I’m a bit confused about the distinction here. Could someone clarify the difference between a language model and a word embedding model? I thought word embeddings were a part of language models—am I misunderstanding something?
Thank you in advance for your help!
Hi there,
It’s saying that you can learn a lot about how a word is being used in a single sentence, and that will indeed capture a fair portion of the essence of that word, albeit in combination with the overall message of the sentence. But by taking the word from multiple contexts, you’re able to extract a purer signal for what the word can truly represent, with circumstantial factors canceling. It’s kind of like how taking the average of more and more observations leads to a truer measurement as the sample size grows, since it allows for random fluctuations to be taken into account.

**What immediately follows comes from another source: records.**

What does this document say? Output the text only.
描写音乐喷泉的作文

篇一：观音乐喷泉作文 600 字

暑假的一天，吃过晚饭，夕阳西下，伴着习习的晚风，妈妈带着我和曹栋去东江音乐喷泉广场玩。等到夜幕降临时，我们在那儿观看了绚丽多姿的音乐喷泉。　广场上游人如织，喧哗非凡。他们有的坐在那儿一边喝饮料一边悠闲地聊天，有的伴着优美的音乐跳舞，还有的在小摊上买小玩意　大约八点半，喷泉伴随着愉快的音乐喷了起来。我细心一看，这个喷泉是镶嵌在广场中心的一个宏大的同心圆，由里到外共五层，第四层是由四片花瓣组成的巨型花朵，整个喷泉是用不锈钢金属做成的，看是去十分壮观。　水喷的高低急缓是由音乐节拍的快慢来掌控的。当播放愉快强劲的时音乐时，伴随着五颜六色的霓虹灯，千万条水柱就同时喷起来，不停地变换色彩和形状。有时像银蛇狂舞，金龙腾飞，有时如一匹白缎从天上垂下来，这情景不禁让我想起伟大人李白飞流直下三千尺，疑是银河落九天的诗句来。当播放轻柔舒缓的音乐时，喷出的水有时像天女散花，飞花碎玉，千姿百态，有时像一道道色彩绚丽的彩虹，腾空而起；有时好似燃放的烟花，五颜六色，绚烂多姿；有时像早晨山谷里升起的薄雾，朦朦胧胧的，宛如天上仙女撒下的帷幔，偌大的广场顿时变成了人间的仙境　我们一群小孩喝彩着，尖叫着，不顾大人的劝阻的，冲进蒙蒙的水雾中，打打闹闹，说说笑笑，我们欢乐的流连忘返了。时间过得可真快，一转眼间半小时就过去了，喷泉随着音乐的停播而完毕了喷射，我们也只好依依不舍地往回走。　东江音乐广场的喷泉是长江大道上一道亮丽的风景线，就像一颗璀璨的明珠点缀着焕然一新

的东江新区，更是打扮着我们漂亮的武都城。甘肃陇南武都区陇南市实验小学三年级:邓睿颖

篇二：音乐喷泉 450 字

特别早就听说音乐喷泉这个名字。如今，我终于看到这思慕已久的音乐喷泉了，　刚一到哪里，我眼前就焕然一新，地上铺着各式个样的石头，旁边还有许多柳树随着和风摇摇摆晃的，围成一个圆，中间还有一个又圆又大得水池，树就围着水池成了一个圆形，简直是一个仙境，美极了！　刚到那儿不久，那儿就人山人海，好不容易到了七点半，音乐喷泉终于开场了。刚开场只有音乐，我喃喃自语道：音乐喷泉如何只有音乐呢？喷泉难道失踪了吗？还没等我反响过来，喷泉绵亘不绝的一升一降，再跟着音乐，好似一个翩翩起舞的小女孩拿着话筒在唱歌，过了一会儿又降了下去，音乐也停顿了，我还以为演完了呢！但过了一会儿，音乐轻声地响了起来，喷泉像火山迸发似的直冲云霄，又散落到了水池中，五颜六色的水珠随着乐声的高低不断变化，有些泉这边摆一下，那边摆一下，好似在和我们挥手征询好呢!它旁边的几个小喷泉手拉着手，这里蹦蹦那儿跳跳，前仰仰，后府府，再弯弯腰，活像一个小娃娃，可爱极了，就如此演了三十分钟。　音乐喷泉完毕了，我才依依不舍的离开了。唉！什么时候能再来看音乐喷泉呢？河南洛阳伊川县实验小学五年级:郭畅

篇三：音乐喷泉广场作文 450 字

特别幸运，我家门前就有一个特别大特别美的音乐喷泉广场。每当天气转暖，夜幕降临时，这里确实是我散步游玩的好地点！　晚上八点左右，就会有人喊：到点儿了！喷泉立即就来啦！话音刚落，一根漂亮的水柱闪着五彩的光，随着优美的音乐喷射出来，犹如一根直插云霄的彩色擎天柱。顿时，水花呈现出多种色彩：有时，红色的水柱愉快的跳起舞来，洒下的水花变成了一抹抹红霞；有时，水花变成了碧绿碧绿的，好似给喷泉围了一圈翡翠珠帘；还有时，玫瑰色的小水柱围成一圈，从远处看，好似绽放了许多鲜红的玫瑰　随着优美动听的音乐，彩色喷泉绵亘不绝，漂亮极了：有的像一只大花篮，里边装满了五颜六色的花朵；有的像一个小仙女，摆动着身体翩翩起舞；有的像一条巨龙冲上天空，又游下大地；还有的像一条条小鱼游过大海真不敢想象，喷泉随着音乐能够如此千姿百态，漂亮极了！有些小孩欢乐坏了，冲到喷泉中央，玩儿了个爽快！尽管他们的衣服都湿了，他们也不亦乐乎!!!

I haven’t seen the video, but this idea is something pervasive in statistical mechanics. Tbh I don’t know much about that either.
Cheers
Hi @Zijun_Liu, @Morrowindchamp
When Andrew says, “If you really want to build a language model, it’s natural to use the last few words as context,” he means that the focus of a language model is on predicting the next word, which naturally limits it to using the immediately preceding words. However, when he says, “If your main goal is really to learn a word embedding, then you can use all these other contexts,” he means that by focusing on learning word embeddings you don’t have to limit yourself to just the last few words. Instead, you can use other forms of context (such as nearby words from different positions) to train the embeddings. The result is a more flexible and comprehensive word representation (embedding) that may not be as constrained as the context used in a language model.
So while word embeddings are indeed used in language models when your goal is explicitly to learn the embeddings (representations of each word in a way that helps the model accurately predict the next word, given some context), you can optimize for this task by considering more flexible context choices rather than strictly using the last few words.
Hope this helps!
2 Likes
Thank you for the detailed answer. It’s super helpful!
1 Like